Thanks! I picked negligence because it’s incredibly context dependent and revolves around standards rather than rules. I worry that laws with more criteria-based rules (e.g. tax codes, trespass) are easier for models to reward hack or find. legal loopholes. I like negligence because it’s harder to game “the reasonable person standard” since it applies to broadly.
Alex Mark
Karma: 14
Thanks!
“Poor legal reasoning can probably be tested empirically right?”
The market might be taking care of this one on its own. LegalBench created a strong eval for legal reasoning, and firms are heavily investing in legal capabilities. I was surprised to see Grok’s results for this reason.

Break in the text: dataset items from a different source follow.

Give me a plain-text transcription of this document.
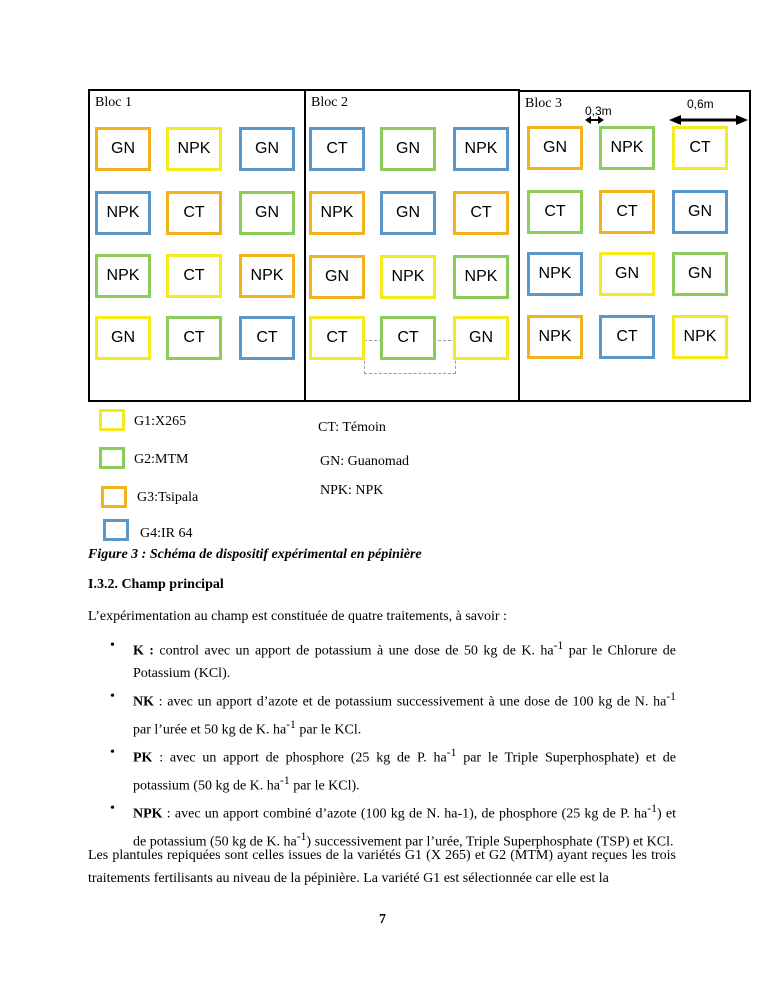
Bloc 1	Bloc 2	Bloc 3 0,3m	0,6m
G1:X265
G2:MTM
G3:Tsipala
G4:IR 64
CT: Témoin
GN: Guanomad
NPK: NPK
Figure 3 : Schéma de dispositif expérimental en pépinière
I.3.2. Champ principal
L’expérimentation au champ est constituée de quatre traitements, à savoir :
• K : control avec un apport de potassium à une dose de 50 kg de K. $ha^{-1}$ par le Chlorure de Potassium (KCl).
• NK : avec un apport d’azote et de potassium successivement à une dose de 100 kg de N. $ha^{-1}$ par l’urée et 50 kg de K. $ha^{-1}$ par le KCl.
• PK : avec un apport de phosphore (25 kg de P. $ha^{-1}$ par le Triple Superphosphate) et de potassium (50 kg de K. $ha^{-1}$ par le KCl).
• NPK : avec un apport combiné d’azote (100 kg de N. ha-1), de phosphore (25 kg de P. $ha^{-1}$) et de potassium (50 kg de K. $ha^{-1}$) successivement par l’urée, Triple Superphosphate (TSP) et KCl.
Les plantules repiquées sont celles issues de la variétés G1 (X 265) et G2 (MTM) ayant reçues les trois traitements fertilisants au niveau de la pépinière. La variété G1 est sélectionnée car elle est la
7
GN	NPK	GN
NPK	CT	GN
NPK	CT	NPK
GN	CT	CT
CT	GN	NPK
NPK	GN	CT
GN	NPK	NPK
CT	CT	GN
GN	NPK	CT
CT	CT	GN
NPK	GN	GN
NPK	CT	NPK
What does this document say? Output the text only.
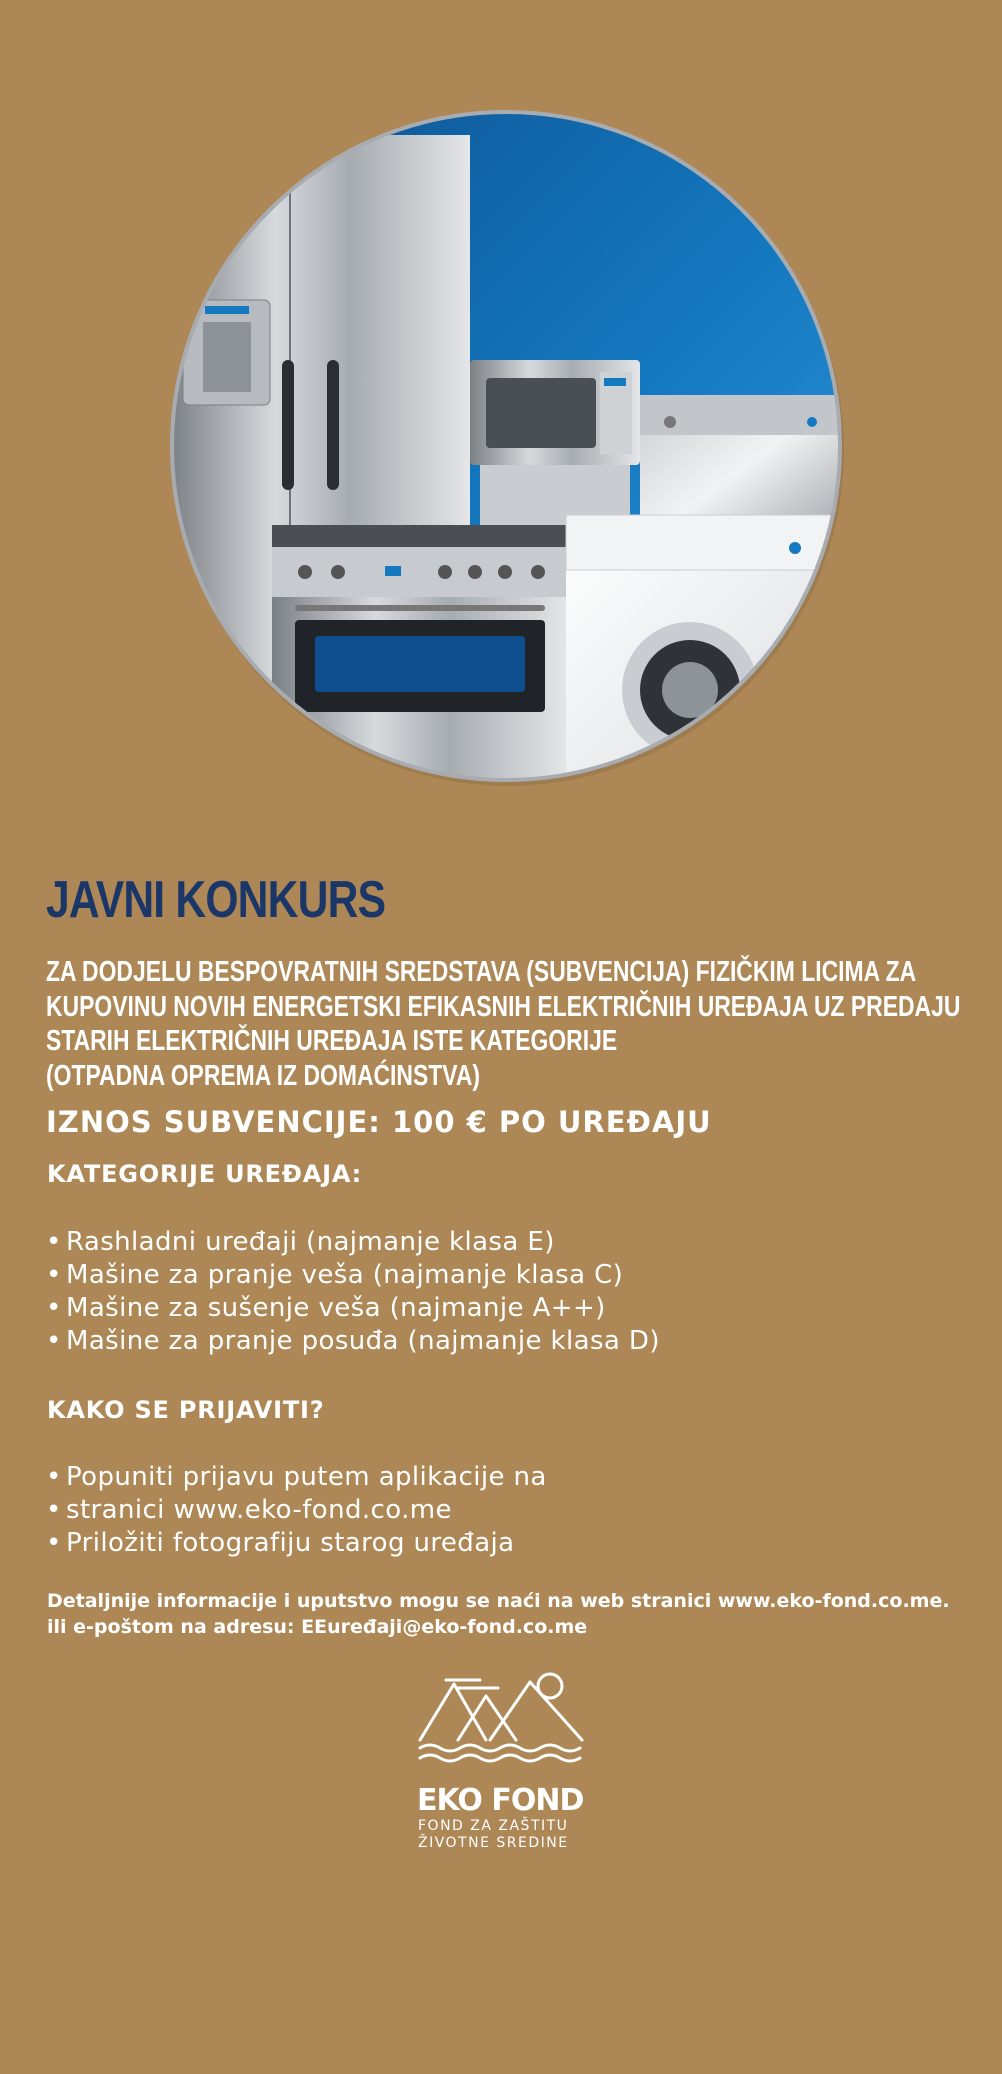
JAVNI KONKURS
ZA DODJELU BESPOVRATNIH SREDSTAVA (SUBVENCIJA) FIZIČKIM LICIMA ZA
KUPOVINU NOVIH ENERGETSKI EFIKASNIH ELEKTRIČNIH UREĐAJA UZ PREDAJU
STARIH ELEKTRIČNIH UREĐAJA ISTE KATEGORIJE
(OTPADNA OPREMA IZ DOMAĆINSTVA)
IZNOS SUBVENCIJE: 100 € PO UREĐAJU
KATEGORIJE UREĐAJA:
• Rashladni uređaji (najmanje klasa E)
• Mašine za pranje veša (najmanje klasa C)
• Mašine za sušenje veša (najmanje A++)
• Mašine za pranje posuđa (najmanje klasa D)
KAKO SE PRIJAVITI?
• Popuniti prijavu putem aplikacije na
• stranici www.eko-fond.co.me
• Priložiti fotografiju starog uređaja
Detaljnije informacije i uputstvo mogu se naći na web stranici www.eko-fond.co.me.
ili e-poštom na adresu: EEuređaji@eko-fond.co.me
EKO FOND
FOND ZA ZAŠTITU
ŽIVOTNE SREDINE
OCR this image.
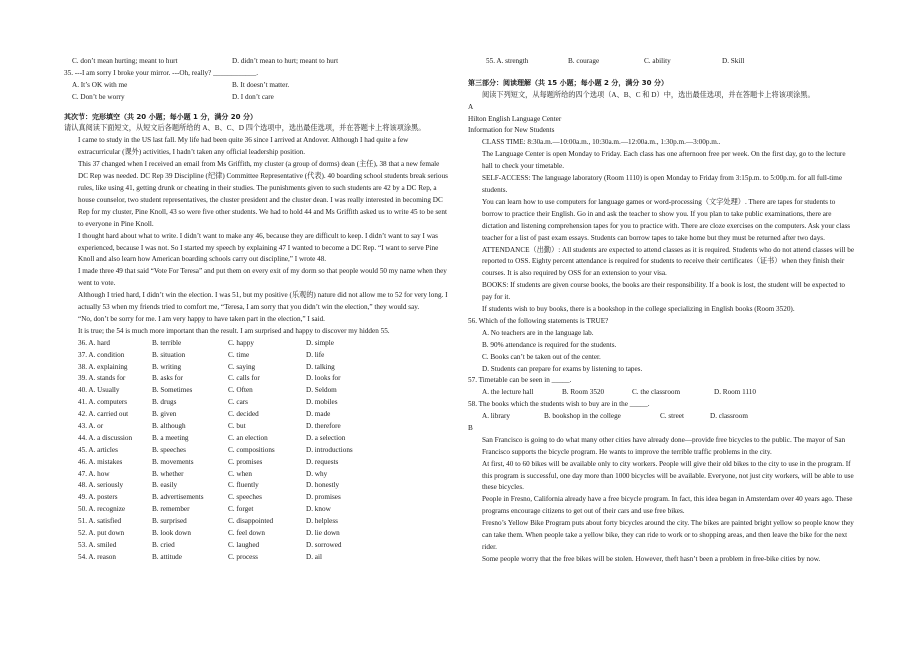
C. don’t mean hurting; meant to hurt	D. didn’t mean to hurt; meant to hurt
35. ---I am sorry I broke your mirror. ---Oh, really? ____________.
A. It’s OK with me	B. It doesn’t matter.
C. Don’t be worry	D. I don’t care
其次节：完形填空（共 20 小题；每小题 1 分，满分 20 分）
请认真阅读下面短文，从短文后各题所给的 A、B、C、D 四个选项中，选出最佳选项，并在答题卡上将该项涂黑。
I came to study in the US last fall. My life had been quite 36 since I arrived at Andover. Although I had quite a few extracurricular (课外) activities, I hadn’t taken any official leadership position.
This 37 changed when I received an email from Ms Griffith, my cluster (a group of dorms) dean (主任), 38 that a new female DC Rep was needed. DC Rep 39 Discipline (纪律) Committee Representative (代表). 40 boarding school students break serious rules, like using 41, getting drunk or cheating in their studies. The punishments given to such students are 42 by a DC Rep, a house counselor, two student representatives, the cluster president and the cluster dean. I was really interested in becoming DC Rep for my cluster, Pine Knoll, 43 so were five other students. We had to hold 44 and Ms Griffith asked us to write 45 to be sent to everyone in Pine Knoll.
I thought hard about what to write. I didn’t want to make any 46, because they are difficult to keep. I didn’t want to say I was experienced, because I was not. So I started my speech by explaining 47 I wanted to become a DC Rep. “I want to serve Pine Knoll and also learn how American boarding schools carry out discipline,” I wrote 48.
I made three 49 that said “Vote For Teresa” and put them on every exit of my dorm so that people would 50 my name when they went to vote.
Although I tried hard, I didn’t win the election. I was 51, but my positive (乐观的) nature did not allow me to 52 for very long. I actually 53 when my friends tried to comfort me, “Teresa, I am sorry that you didn’t win the election,” they would say.
“No, don’t be sorry for me. I am very happy to have taken part in the election,” I said.
It is true; the 54 is much more important than the result. I am surprised and happy to discover my hidden 55.
36. A. hard	B. terrible	C. happy	D. simple
37. A. condition	B. situation	C. time	D. life
38. A. explaining	B. writing	C. saying	D. talking
39. A. stands for	B. asks for	C. calls for	D. looks for
40. A. Usually	B. Sometimes	C. Often	D. Seldom
41. A. computers	B. drugs	C. cars	D. mobiles
42. A. carried out	B. given	C. decided	D. made
43. A. or	B. although	C. but	D. therefore
44. A. a discussion	B. a meeting	C. an election	D. a selection
45. A. articles	B. speeches	C. compositions	D. introductions
46. A. mistakes	B. movements	C. promises	D. requests
47. A. how	B. whether	C. when	D. why
48. A. seriously	B. easily	C. fluently	D. honestly
49. A. posters	B. advertisements	C. speeches	D. promises
50. A. recognize	B. remember	C. forget	D. know
51. A. satisfied	B. surprised	C. disappointed	D. helpless
52. A. put down	B. look down	C. feel down	D. lie down
53. A. smiled	B. cried	C. laughed	D. sorrowed
54. A. reason	B. attitude	C. process	D. ail
55. A. strength	B. courage	C. ability	D. Skill
第三部分：阅读理解（共 15 小题；每小题 2 分，满分 30 分）
阅读下列短文，从每题所给的四个选项（A、B、C 和 D）中，选出最佳选项，并在答题卡上将该项涂黑。
A
Hilton English Language Center
Information for New Students
CLASS TIME: 8:30a.m.—10:00a.m., 10:30a.m.—12:00a.m., 1:30p.m.—3:00p.m..
The Language Center is open Monday to Friday. Each class has one afternoon free per week. On the first day, go to the lecture hall to check your timetable.
SELF-ACCESS: The language laboratory (Room 1110) is open Monday to Friday from 3:15p.m. to 5:00p.m. for all full-time students.
You can learn how to use computers for language games or word-processing（文字处理）. There are tapes for students to borrow to practice their English. Go in and ask the teacher to show you. If you plan to take public examinations, there are dictation and listening comprehension tapes for you to practice with. There are cloze exercises on the computers. Ask your class teacher for a list of past exam essays. Students can borrow tapes to take home but they must be returned after two days.
ATTENDANCE（出勤）: All students are expected to attend classes as it is required. Students who do not attend classes will be reported to OSS. Eighty percent attendance is required for students to receive their certificates（证书）when they finish their courses. It is also required by OSS for an extension to your visa.
BOOKS: If students are given course books, the books are their responsibility. If a book is lost, the student will be expected to pay for it.
If students wish to buy books, there is a bookshop in the college specializing in English books (Room 3520).
56. Which of the following statements is TRUE?
A. No teachers are in the language lab.
B. 90% attendance is required for the students.
C. Books can’t be taken out of the center.
D. Students can prepare for exams by listening to tapes.
57. Timetable can be seen in _____.
A. the lecture hall	B. Room 3520	C. the classroom	D. Room 1110
58. The books which the students wish to buy are in the _____.
A. library	B. bookshop in the college	C. street	D. classroom
B
San Francisco is going to do what many other cities have already done—provide free bicycles to the public. The mayor of San Francisco supports the bicycle program. He wants to improve the terrible traffic problems in the city.
At first, 40 to 60 bikes will be available only to city workers. People will give their old bikes to the city to use in the program. If this program is successful, one day more than 1000 bicycles will be available. Everyone, not just city workers, will be able to use these bicycles.
People in Fresno, California already have a free bicycle program. In fact, this idea began in Amsterdam over 40 years ago. These programs encourage citizens to get out of their cars and use free bikes.
Fresno’s Yellow Bike Program puts about forty bicycles around the city. The bikes are painted bright yellow so people know they can take them. When people take a yellow bike, they can ride to work or to shopping areas, and then leave the bike for the next rider.
Some people worry that the free bikes will be stolen. However, theft hasn’t been a problem in free-bike cities by now.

The ablation is interesting—it would be hard to get the prompt-engineering down in such a way that incorporates but “rules” and “standards,” since you don’t exactly “break” the law of negligence. But I should consider this.
Larger sample sizes are key! That’s the focus of my follow-up experiment. I hadn’t thought about the sycophancy effect, as well as other wording biases. I’m going to include that in my methodology for a longer evaluation now.
Yep, this is U.S. based. But the four core elements—duty, breach, causation, damages—translate across Anglo common law. That’s why I focused on general negligence rather than more specific standards (e.g. professional duties of care).
Overall thanks for the feedback! This definitely helps to refine my methodology.